Future studies should directly assess hypertension, other respiratory conditions and diabetes associated co-morbidities such as peripheral neuropathy, retinopathy, kidney function and blood lipids to further inform specific management strategies and resources for diabetes in management in TB programmes. The evidence base also requires further strengthening, in relation to context-specific dietary management strategies, especially of diabetes in those who are also undernourished, and of the effects of nutritional supplementation on TB, multimorbidity and long-term health sequalae of TB.

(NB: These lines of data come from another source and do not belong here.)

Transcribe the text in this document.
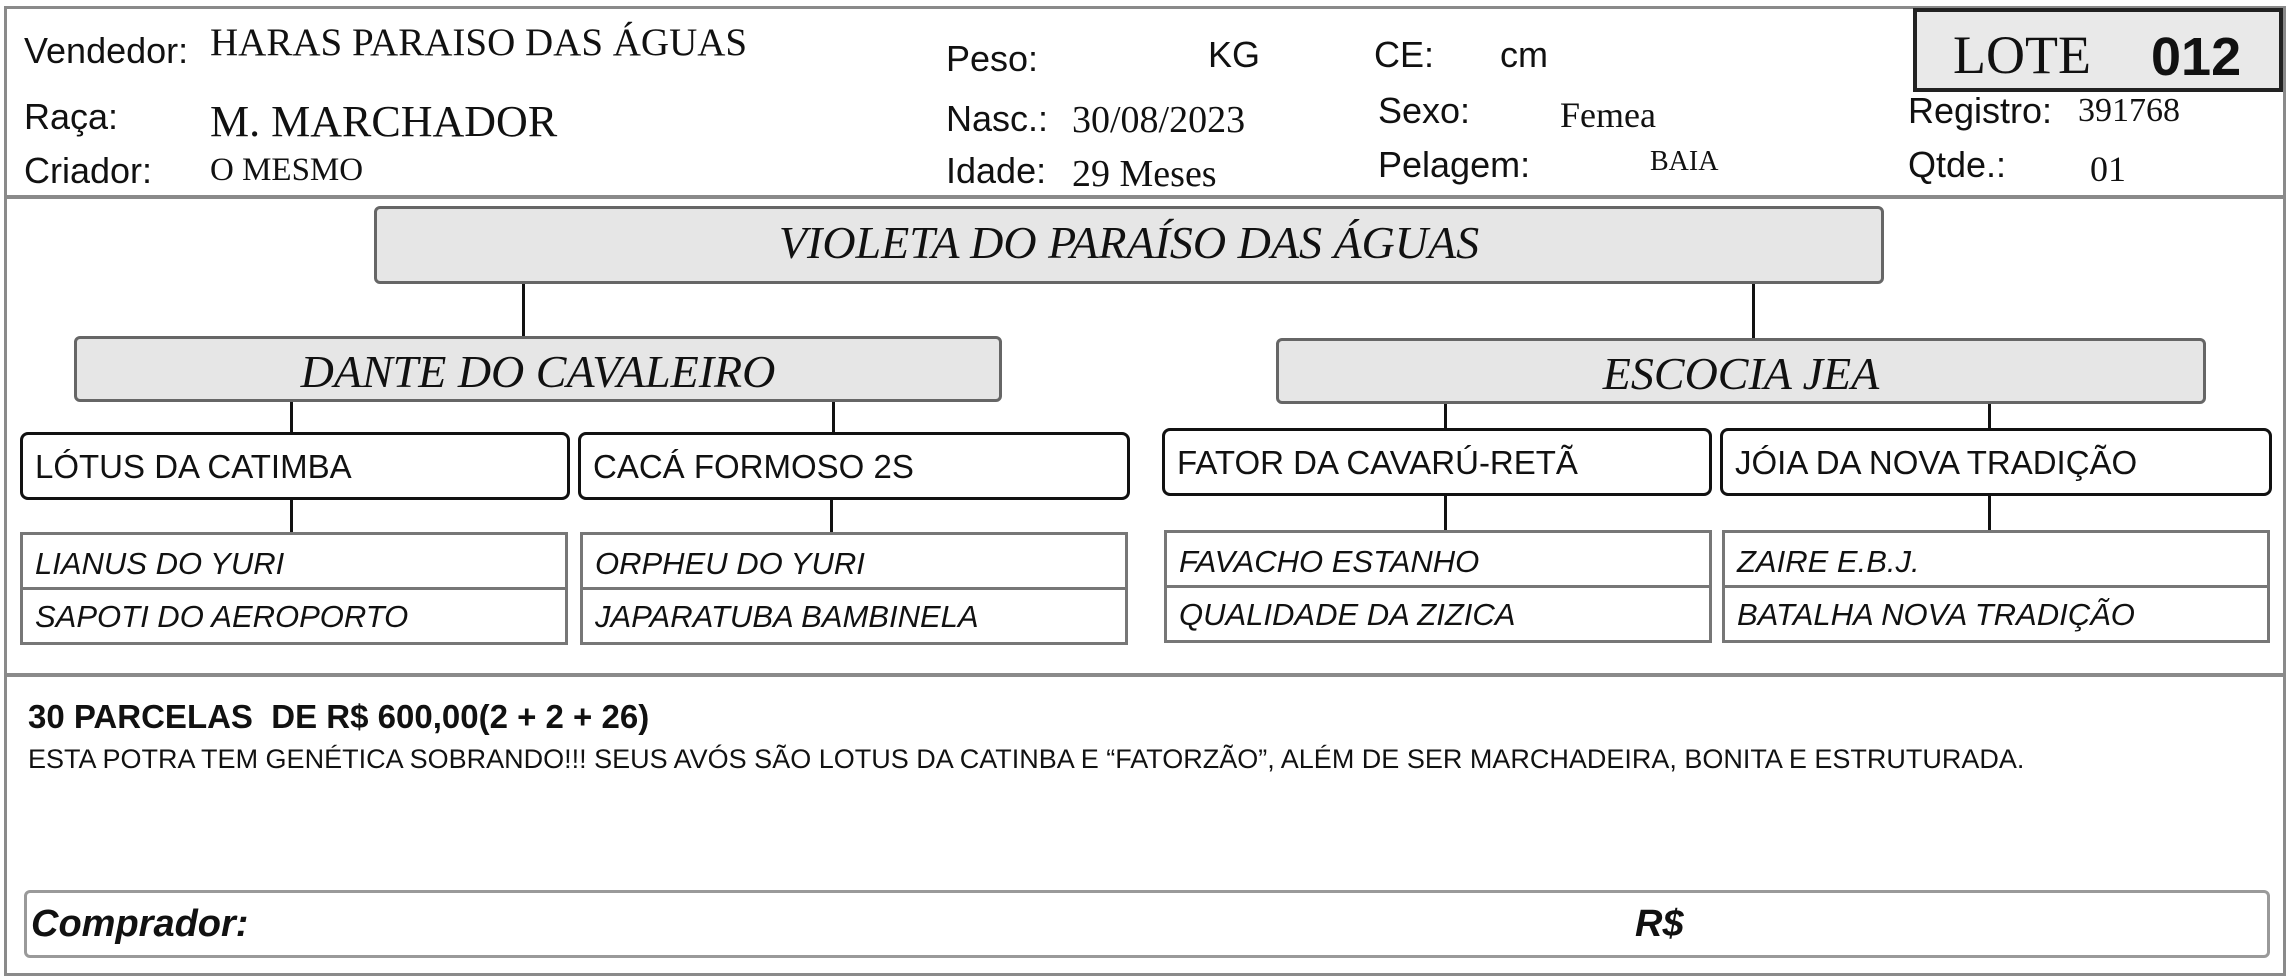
Vendedor: HARAS PARAISO DAS ÁGUAS
Raça: M. MARCHADOR
Criador: O MESMO
Peso:	KG
Nasc.: 30/08/2023
Idade: 29 Meses
CE: cm
Sexo: Femea
Pelagem:	BAIA
LOTE 012
Registro: 391768
Qtde.: 01
VIOLETA DO PARAÍSO DAS ÁGUAS
DANTE DO CAVALEIRO	ESCOCIA JEA
LÓTUS DA CATIMBA	CACÁ FORMOSO 2S	FATOR DA CAVARÚ-RETÃ	JÓIA DA NOVA TRADIÇÃO
LIANUS DO YURI
SAPOTI DO AEROPORTO
ORPHEU DO YURI
JAPARATUBA BAMBINELA
FAVACHO ESTANHO
QUALIDADE DA ZIZICA
ZAIRE E.B.J.
BATALHA NOVA TRADIÇÃO
30 PARCELAS  DE R$ 600,00(2 + 2 + 26)
ESTA POTRA TEM GENÉTICA SOBRANDO!!! SEUS AVÓS SÃO LOTUS DA CATINBA E “FATORZÃO”, ALÉM DE SER MARCHADEIRA, BONITA E ESTRUTURADA.
Comprador:	R$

This study provides evidence of a high burden of co-morbidities in Filipino persons with drug-sensitive TB, including in rural areas. In this study, multimorbidity was not a problem limited to those with HIV co-infection. Moderate and severe undernutrition and anaemia were also observed in the final months of TB treatment indicating the need for additional interventions to detect and treat these conditions. Our findings are likely applicable to other country settings with a double burden of under-and overnutrition and low HIV. For effective management of multimorbidity, health care programmes need to move towards integration of services and include support for nutrition and lifestyle management.